The Gypsies also experienced a Holocaust at the hands of the Nazi regime. Initially, Nazi racial ideology expressed some ambivalence towards the Gypsies, by way of contrast to the Jews, whom they perceived as “vermin”. On the one hand, the Nazis regarded the Gypsies as “work-shy”, nomadic beggars and thieves, racially inferior to the Aryan race. On the other hand, some Nazi racial theories traced “racially pure” Gypsies to “Aryan” Indian tribes. In the end, this dual perspective on the Gypsies didn’t alter their mistreatment. Although the Nazis didn’t have a comparable “Final Solution”, or systematic plan to exterminate the Gypsies the way the did the Jews, the Gypsies suffered a similar fate. Like the Jews, they were rounded up for slave labor, interred in ghettoized areas (Gypsy Camps), and subsequently sent to killing centers.
Guenter Lewy’s closely researched book, The Nazi Persecution of the Gypsies (Oxford: Oxford University Press, 2001), traces the oppression of the Gypsies in Germany and Nazi controlled territories, starting with the racial laws of the early 1930’s, to their deportation to concentration camps beginning in 1940, to their eventual extermination in Auschwitz in May 1944.
When the Nazis consolidated power in 1936, Heinrich Himmler, who became the SS Chief and the Chief of German police, instituted the Reich Central Office for the Suppression of the Gypsies Nuisance. This organization took progressive steps to contain and persecute the Gypsies. As early as 1938, Lewy recounts, the Gypsies were rounded up and confined to Gypsy camps (Zigeunerlager). Many men were also forced into slave labor, under the program “Operation Work-Shy”. Himmler took charge of this step-by-step process of isolation and discrimination, in a characteristically systematic—and insidious–fashion. In a decree entitled “Combatting the Gypsy Plague,” he set out to determine the “inner characteristics of that race” (36). Dr. Robert Ritter, a Nazi child psychologist, became the head of The Research Institute for Racial Hygiene and Population Biology. He classified the Gypsies according to their racial profile, as pure-bred or mixed. (43) Ironically, Gypsies of “pure blood” received some special consideration and were deemed to be more integrated into German society. By way of contrast, “mixed blood” Gypsies were declared “racially inferior” and subjected to far worse treatment: in a kind of inversion of the racial laws applied to the Jews.
Only a small number of Gypsies benefitted from the racial exemptions applicable to “pure Gypsies”: somewhere between 5,000 to 15,000 individuals. The rest—about 90 percent of the Gypsies—were considered by Ritter’s pseudoscientific classification as being of “mixed” or “degenerate” blood. The vast majority of them were rounded up and deported from all the Reich and Nazi-occupied territories. In 1938, Gypsy men from Marzahn were sent to Sachsanhausen. However, large-scale, mass deportations of the Gypsies to the East began in 1940. By 1942, Himmler ordered that all the Gypsies (Roma people) in the Reich be deported to concentration and extermination camps. (75)

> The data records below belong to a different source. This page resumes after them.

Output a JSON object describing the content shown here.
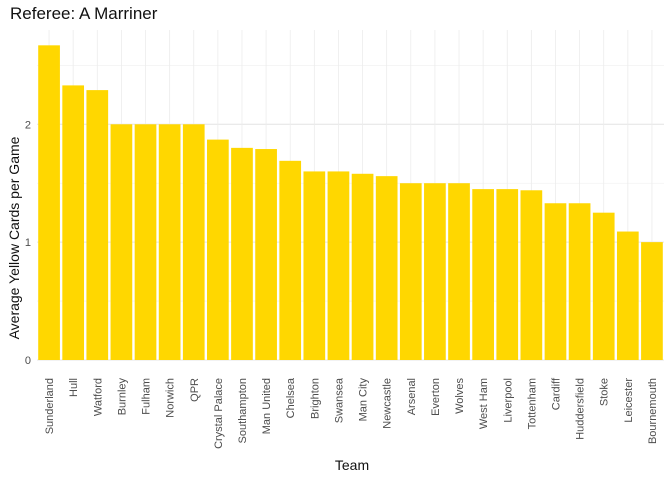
{
  "chart_data": {
    "type": "bar",
    "title": "Referee: A Marriner",
    "xlabel": "Team",
    "ylabel": "Average Yellow Cards per Game",
    "categories": [
      "Sunderland",
      "Hull",
      "Watford",
      "Burnley",
      "Fulham",
      "Norwich",
      "QPR",
      "Crystal Palace",
      "Southampton",
      "Man United",
      "Chelsea",
      "Brighton",
      "Swansea",
      "Man City",
      "Newcastle",
      "Arsenal",
      "Everton",
      "Wolves",
      "West Ham",
      "Liverpool",
      "Tottenham",
      "Cardiff",
      "Huddersfield",
      "Stoke",
      "Leicester",
      "Bournemouth"
    ],
    "values": [
      2.67,
      2.33,
      2.29,
      2.0,
      2.0,
      2.0,
      2.0,
      1.87,
      1.8,
      1.79,
      1.69,
      1.6,
      1.6,
      1.58,
      1.56,
      1.5,
      1.5,
      1.5,
      1.45,
      1.45,
      1.44,
      1.33,
      1.33,
      1.25,
      1.09,
      1.0
    ],
    "y_ticks": [
      0,
      1,
      2
    ],
    "ylim": [
      0,
      2.8
    ],
    "bar_color": "#FFD700",
    "grid": true
  }
}
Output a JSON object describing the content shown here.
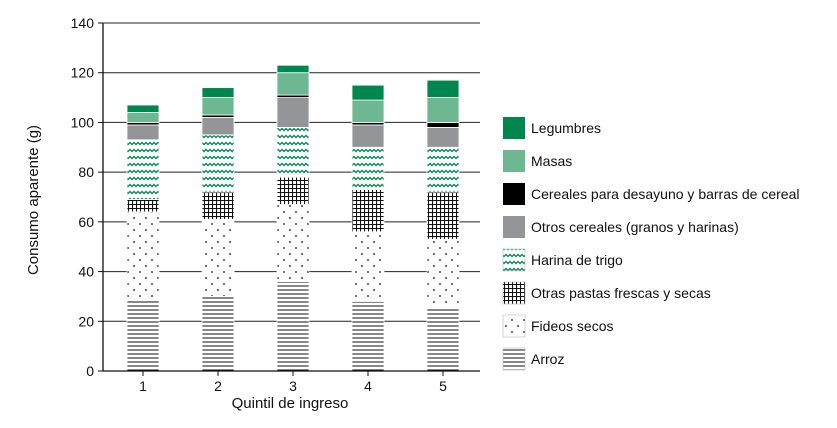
{
  "chart_data": {
    "type": "bar",
    "stacked": true,
    "title": "",
    "xlabel": "Quintil de ingreso",
    "ylabel": "Consumo aparente (g)",
    "ylim": [
      0,
      140
    ],
    "yticks": [
      0,
      20,
      40,
      60,
      80,
      100,
      120,
      140
    ],
    "grid": true,
    "legend_position": "right",
    "categories": [
      "1",
      "2",
      "3",
      "4",
      "5"
    ],
    "series": [
      {
        "name": "Arroz",
        "pattern": "horizontal-lines",
        "values": [
          29,
          30,
          36,
          28,
          26
        ]
      },
      {
        "name": "Fideos secos",
        "pattern": "dots",
        "values": [
          35,
          31,
          31,
          28,
          27
        ]
      },
      {
        "name": "Otras pastas frescas y secas",
        "pattern": "crosshatch",
        "values": [
          5,
          11,
          11,
          17,
          19
        ]
      },
      {
        "name": "Harina de trigo",
        "pattern": "wave",
        "color": "#0e8a5c",
        "values": [
          24,
          23,
          20,
          17,
          18
        ]
      },
      {
        "name": "Otros cereales (granos y harinas)",
        "color": "#939598",
        "values": [
          6,
          7,
          12,
          9,
          8
        ]
      },
      {
        "name": "Cereales para desayuno y barras de cereal",
        "color": "#000000",
        "values": [
          1,
          1,
          1,
          1,
          2
        ]
      },
      {
        "name": "Masas",
        "color": "#6db793",
        "values": [
          4,
          7,
          9,
          9,
          10
        ]
      },
      {
        "name": "Legumbres",
        "color": "#00874f",
        "values": [
          3,
          4,
          3,
          6,
          7
        ]
      }
    ]
  }
}
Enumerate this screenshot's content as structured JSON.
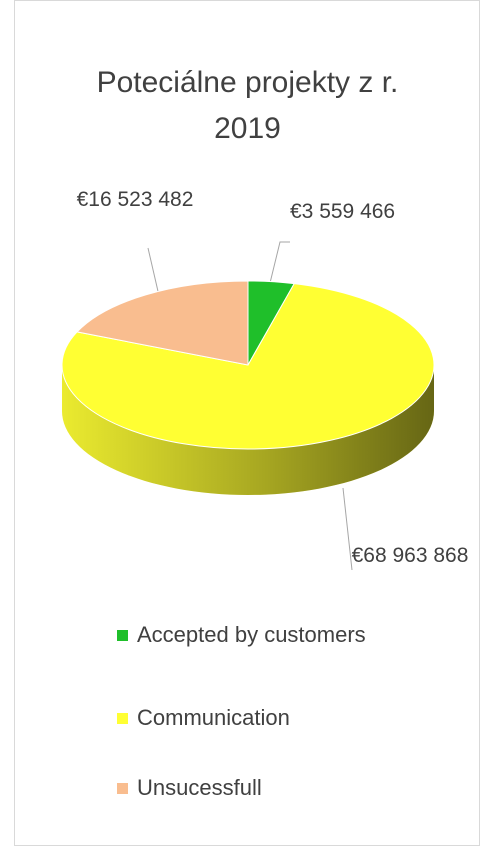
{
  "chart_data": {
    "type": "pie",
    "title": "Poteciálne projekty z r. 2019",
    "categories": [
      "Accepted by customers",
      "Communication",
      "Unsucessfull"
    ],
    "values": [
      3559466,
      68963868,
      16523482
    ],
    "value_labels": [
      "€3 559 466",
      "€68 963 868",
      "€16 523 482"
    ],
    "colors": [
      "#1fbf2a",
      "#ffff33",
      "#f9bd8f"
    ],
    "legend": "bottom"
  }
}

At Auschwitz, Gypsies were some of the few inmates, along with a group of Czech inmates from the Theresienstadt concentration camp (known as “the Family Camp”), who were allowed to keep their clothes, not shave their hair off, and stay together in clans that comprised men, women and children. Despite this somewhat better treatment, their conditions were miserable. They lacked sufficient food, lived in squalor and were plagued by lice and disease. The children often suffered from noma, a disease stemming from malnutrition that caused a form of gangrene on their faces, which often looked like holes in their cheeks. The notorious Josef Mengele also enjoyed experimenting on Gypsy children, particularly on twins, his specialty.
Lewy doesn’t call the Nazi persecution of the Gypsies a “Holocaust” because it was, in some respects, less systematic than the genocide of the Jews. Gypsies were not explicitly selected for total extermination, as were the Jewish people. This distinction makes sense. However, in the end, the result was the same, since approximately 250,000 Gypsies were killed by the Nazi regime.